Run time: 12:07
https://www.youtube.com/watch?v=2-LW31oQ-bc
Posted on YouTube: December 15, 2010
By YouTube Member: bilbyjg
Views on YouTube: 616
Posted on DU: February 09, 2011
By DU Member: madfloridian
Views on DU: 1415 |
This is an excellent video, a very thoughtful one.
I am very impressed with this guy. He sounds like he really cares and wants to succeed as a teacher. Said his TFA experiences were mostly negative.
One of his first remarks was most interesting. He said the TFA summer institute was supposed to prepare them to work with high-poverty children of color in an urban setting. Or to prepare them to work with high-poverty children in rural areas in "many poor Southern states."
That is one reason many of us have sounded off so much about this group. In too many cases there are layoffs of experienced teachers in such areas, and they are replaced with TFA trainees with 5 weeks camp behind them. It is not enough.
This guy puts it into words...what we have been saying. Their goal sounds good if you are not privy to the fact that these high-poverty areas are usually the ones losing resources. I taught in such a school, and we had aged textbooks..if any. The schools in richer areas had new texts, some magnet schools having two sets...one for the classroom and one for home.
So it is not a worthy goal to begin with. He gives an eye-opening account of his time in South Bronx with no textbooks and little help.
Susan Ohanian posted about this video, and she has some comments at her blog.
Ed Dispatch: A Former TFA TeacherOhanian Comment: Maybe I shouldn't admit this but I laughed out loud when I heard this Teach for America discipline strategy: "OK, I'm going to count down from 5 and if you aren't quiet by them, I'm going to have to take away points."
Laugh out loud disaster. What a horrible thing to tell a suburban kid put into a Bronx middle school: Count down from five.
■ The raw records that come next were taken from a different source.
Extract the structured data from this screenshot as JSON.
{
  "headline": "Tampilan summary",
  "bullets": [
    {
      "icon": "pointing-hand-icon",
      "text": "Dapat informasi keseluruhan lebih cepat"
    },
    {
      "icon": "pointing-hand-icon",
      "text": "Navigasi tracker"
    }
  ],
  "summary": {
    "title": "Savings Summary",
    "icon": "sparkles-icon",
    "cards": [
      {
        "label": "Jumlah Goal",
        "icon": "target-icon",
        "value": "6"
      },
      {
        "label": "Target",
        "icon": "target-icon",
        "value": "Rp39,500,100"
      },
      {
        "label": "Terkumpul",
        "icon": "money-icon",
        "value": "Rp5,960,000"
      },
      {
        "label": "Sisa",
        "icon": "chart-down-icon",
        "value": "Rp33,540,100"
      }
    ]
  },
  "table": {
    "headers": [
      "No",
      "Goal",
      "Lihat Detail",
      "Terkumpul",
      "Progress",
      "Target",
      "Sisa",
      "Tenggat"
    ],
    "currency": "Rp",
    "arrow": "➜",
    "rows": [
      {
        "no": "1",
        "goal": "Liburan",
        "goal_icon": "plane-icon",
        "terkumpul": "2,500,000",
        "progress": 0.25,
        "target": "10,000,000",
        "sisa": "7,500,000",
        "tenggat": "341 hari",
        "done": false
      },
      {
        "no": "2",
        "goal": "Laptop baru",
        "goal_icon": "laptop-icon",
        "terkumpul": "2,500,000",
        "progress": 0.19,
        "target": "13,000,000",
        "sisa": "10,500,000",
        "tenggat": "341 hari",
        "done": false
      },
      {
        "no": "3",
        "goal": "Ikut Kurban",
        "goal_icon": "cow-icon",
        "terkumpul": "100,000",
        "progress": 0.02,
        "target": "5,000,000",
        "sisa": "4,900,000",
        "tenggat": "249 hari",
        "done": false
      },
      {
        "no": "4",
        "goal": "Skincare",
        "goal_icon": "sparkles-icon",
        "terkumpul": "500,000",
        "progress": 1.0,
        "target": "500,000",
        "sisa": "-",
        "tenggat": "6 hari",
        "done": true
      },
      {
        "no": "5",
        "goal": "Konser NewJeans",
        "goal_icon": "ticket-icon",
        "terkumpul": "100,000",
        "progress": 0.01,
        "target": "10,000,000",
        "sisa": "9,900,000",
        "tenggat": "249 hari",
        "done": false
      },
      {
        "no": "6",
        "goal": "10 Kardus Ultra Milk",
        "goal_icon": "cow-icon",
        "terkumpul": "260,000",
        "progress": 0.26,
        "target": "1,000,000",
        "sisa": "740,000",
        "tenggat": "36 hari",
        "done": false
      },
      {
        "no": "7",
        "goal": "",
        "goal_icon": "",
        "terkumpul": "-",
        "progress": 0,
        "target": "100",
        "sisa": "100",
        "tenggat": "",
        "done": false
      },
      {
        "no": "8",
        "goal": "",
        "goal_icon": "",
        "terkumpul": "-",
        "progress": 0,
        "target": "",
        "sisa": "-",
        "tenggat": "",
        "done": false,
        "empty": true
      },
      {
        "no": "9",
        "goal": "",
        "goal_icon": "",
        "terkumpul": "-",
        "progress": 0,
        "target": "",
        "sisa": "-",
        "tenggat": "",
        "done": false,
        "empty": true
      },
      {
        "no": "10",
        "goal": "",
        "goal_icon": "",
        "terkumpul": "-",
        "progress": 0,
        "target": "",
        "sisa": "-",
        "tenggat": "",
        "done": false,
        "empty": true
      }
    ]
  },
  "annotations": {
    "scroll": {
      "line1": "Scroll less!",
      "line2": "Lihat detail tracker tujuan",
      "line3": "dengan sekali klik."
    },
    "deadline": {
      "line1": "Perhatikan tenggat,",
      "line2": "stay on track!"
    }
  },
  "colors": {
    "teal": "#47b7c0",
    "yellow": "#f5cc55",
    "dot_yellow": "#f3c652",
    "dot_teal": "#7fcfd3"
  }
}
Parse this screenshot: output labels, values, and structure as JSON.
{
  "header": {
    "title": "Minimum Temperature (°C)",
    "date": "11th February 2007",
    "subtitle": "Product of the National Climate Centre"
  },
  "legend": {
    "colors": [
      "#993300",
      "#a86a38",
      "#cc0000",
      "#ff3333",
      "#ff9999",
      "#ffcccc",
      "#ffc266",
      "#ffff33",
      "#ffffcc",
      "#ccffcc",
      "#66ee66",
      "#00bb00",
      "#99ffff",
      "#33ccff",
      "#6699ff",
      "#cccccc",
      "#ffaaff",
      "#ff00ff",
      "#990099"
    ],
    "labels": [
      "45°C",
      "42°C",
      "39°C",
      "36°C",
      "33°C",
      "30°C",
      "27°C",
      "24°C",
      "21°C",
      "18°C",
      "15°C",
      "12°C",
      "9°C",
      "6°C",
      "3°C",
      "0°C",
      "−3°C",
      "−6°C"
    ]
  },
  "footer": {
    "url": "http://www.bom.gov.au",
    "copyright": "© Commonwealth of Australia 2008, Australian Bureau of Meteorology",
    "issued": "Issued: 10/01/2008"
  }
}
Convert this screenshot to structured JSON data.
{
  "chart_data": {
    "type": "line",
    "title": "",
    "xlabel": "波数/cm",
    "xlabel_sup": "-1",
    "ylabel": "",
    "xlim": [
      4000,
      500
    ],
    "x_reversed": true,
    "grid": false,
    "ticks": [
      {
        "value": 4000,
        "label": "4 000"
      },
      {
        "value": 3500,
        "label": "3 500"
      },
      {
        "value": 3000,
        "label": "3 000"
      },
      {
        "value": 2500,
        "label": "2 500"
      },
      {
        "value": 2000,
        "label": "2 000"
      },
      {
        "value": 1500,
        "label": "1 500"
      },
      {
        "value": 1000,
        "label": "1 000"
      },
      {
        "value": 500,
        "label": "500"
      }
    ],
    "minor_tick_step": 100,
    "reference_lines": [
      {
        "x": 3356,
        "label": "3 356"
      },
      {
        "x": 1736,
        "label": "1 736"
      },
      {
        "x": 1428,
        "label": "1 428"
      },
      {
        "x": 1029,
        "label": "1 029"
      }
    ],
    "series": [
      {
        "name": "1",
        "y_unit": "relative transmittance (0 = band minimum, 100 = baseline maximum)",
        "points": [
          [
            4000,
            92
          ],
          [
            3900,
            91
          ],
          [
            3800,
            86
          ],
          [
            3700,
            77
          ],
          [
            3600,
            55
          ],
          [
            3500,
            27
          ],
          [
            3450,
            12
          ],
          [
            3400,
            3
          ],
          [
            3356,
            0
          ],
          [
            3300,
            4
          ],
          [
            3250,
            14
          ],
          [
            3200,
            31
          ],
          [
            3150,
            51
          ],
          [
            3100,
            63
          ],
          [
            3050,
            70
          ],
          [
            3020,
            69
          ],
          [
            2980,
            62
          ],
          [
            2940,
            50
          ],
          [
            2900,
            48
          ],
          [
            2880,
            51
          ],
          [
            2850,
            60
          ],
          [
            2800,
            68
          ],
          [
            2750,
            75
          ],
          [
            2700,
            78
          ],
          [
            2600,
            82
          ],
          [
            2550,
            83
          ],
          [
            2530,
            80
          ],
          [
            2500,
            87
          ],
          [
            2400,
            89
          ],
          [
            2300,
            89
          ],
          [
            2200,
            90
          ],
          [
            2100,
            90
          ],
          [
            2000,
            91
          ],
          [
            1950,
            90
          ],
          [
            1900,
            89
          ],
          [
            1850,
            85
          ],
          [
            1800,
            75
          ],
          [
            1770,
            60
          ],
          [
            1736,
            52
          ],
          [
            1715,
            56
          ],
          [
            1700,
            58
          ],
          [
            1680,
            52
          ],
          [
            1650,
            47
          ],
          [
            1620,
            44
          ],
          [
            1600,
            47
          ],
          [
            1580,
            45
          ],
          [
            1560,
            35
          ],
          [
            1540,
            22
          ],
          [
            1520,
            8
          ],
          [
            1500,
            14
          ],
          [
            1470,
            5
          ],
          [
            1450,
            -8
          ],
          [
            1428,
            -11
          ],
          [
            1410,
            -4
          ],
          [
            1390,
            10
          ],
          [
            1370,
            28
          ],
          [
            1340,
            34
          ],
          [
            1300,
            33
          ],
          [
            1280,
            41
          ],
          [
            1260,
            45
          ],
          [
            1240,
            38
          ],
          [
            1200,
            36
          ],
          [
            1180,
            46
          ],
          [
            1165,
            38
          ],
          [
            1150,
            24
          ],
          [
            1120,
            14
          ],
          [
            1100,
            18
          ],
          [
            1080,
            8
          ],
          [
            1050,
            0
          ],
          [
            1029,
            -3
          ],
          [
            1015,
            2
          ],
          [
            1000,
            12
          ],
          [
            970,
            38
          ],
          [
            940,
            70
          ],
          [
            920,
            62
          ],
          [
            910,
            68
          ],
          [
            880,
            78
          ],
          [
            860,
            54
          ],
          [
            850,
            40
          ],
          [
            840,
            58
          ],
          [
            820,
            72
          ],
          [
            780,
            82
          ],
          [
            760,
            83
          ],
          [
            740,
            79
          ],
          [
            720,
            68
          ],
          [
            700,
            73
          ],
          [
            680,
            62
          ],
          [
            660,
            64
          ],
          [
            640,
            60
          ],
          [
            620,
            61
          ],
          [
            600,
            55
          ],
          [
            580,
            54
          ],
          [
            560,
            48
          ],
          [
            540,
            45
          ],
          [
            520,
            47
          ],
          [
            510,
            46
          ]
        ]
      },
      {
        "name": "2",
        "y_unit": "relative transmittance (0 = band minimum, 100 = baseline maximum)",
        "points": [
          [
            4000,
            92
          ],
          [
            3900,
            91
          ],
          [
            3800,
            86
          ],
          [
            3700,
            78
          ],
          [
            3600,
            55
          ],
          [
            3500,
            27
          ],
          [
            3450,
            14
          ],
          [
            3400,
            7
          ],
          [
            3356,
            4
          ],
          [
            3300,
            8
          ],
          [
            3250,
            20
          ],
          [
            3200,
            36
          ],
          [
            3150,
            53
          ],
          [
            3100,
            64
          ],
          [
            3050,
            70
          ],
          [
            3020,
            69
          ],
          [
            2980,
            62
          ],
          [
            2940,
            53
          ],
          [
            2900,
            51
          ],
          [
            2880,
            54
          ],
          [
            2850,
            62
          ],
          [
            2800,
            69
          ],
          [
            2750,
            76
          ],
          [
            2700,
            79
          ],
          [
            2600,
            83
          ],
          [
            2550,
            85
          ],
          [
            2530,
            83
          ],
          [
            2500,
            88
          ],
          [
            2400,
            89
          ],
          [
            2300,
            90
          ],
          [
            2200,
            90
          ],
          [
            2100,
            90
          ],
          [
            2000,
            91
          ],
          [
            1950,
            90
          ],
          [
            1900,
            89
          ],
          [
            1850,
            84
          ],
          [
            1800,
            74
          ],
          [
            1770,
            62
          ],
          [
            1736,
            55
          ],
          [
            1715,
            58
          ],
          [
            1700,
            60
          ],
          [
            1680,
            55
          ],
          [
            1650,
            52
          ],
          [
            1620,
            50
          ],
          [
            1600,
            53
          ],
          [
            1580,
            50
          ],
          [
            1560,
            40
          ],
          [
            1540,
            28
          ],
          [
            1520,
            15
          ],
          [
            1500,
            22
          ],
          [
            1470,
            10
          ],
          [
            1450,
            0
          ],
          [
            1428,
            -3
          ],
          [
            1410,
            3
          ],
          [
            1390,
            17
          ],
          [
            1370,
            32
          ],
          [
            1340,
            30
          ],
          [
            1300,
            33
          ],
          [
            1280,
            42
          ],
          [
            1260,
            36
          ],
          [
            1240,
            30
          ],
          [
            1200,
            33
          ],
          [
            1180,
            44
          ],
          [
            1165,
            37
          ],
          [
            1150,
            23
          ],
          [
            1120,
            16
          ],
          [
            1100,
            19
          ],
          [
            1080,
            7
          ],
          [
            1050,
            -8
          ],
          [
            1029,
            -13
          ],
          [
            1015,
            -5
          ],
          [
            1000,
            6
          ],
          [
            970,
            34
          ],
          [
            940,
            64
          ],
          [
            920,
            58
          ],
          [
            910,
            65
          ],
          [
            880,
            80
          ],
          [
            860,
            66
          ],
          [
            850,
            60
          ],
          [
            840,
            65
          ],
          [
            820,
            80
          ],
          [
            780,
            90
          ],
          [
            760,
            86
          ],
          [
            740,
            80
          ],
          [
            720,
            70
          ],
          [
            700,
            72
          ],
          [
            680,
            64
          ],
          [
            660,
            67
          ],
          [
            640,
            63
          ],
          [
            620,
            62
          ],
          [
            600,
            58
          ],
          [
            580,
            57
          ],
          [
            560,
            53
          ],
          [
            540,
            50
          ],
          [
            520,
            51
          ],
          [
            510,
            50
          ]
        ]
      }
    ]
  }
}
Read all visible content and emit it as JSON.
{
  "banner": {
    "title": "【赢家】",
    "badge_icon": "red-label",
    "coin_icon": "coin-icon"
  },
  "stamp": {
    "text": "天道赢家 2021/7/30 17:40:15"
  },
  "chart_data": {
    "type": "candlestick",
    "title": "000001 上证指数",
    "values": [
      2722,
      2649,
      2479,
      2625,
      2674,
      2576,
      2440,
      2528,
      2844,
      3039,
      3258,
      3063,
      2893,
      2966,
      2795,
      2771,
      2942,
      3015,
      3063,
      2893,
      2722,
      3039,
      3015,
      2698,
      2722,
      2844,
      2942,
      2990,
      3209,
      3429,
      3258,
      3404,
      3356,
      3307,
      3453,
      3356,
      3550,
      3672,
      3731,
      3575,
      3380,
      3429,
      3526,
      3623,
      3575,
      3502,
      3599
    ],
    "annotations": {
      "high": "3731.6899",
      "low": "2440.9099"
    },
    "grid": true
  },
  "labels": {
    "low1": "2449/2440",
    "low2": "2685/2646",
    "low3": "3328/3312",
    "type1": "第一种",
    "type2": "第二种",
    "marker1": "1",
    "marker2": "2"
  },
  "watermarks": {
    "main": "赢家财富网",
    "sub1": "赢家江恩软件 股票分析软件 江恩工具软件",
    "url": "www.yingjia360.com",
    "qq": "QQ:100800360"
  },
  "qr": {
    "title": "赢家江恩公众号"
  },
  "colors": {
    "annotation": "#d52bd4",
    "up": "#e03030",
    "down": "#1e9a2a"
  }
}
Finding himself to be in classrooms without books, John Bilby spent $700 his first month and then $300 each month after that--on photocopying. He didn't have books; it sounds like he relied on a curriculum of handouts.
But that's small potatoes compared to this:
TFA advises its teachers to present an "emotionless persona in the classroom."
Bilby mentions how everyday he went home feeling like a failure. He says one parent started a fight with another parent in the classroom. (I had that happen...it's scary and needs outside of the classroom help to keep others from being hurt.) Luckily I got that help by pressing the buzzer to the office.
He further mentions that when he turned in his 2-weeks notice to TFA, he felt expendable. Seems to me he's saying that as much as he cared they were not as concerned with his feelings as about keeping a good relationship with the principal. He says TFA doesn't seem to care if the workplace environment is toxic, if the administration is unprofessional.
He said he felt like his final meeting with the TFA rep and the principal was to comfort themselves and make him feel as though his failure was all his fault.
He made an amazingly thoughtful statement. He said he thought the TFA has "a noble purported aim" but that it is mostly about "access to influence and access to federal money."
He talks about having meetings with the donors on Park Avenue in apartments on the upper east side. He says it was in stark contrast to where he was teaching which seemed like a prison with so many policemen. Then to go to the Park Avenue apartments where none are educators...just funneling huge money into education.
Says it was a culture shock.
He says that after he withdrew from TFA he has decided to go back and get his teaching certificate by the more traditional route. He plans to be back in a classroom within a year or so. He says he hopes his conversation will provide some "counterbalance" to the education reform narrative which is controlled by big money groups.
Very impressive guy. Good for him for speaking out. He will make a good teacher someday.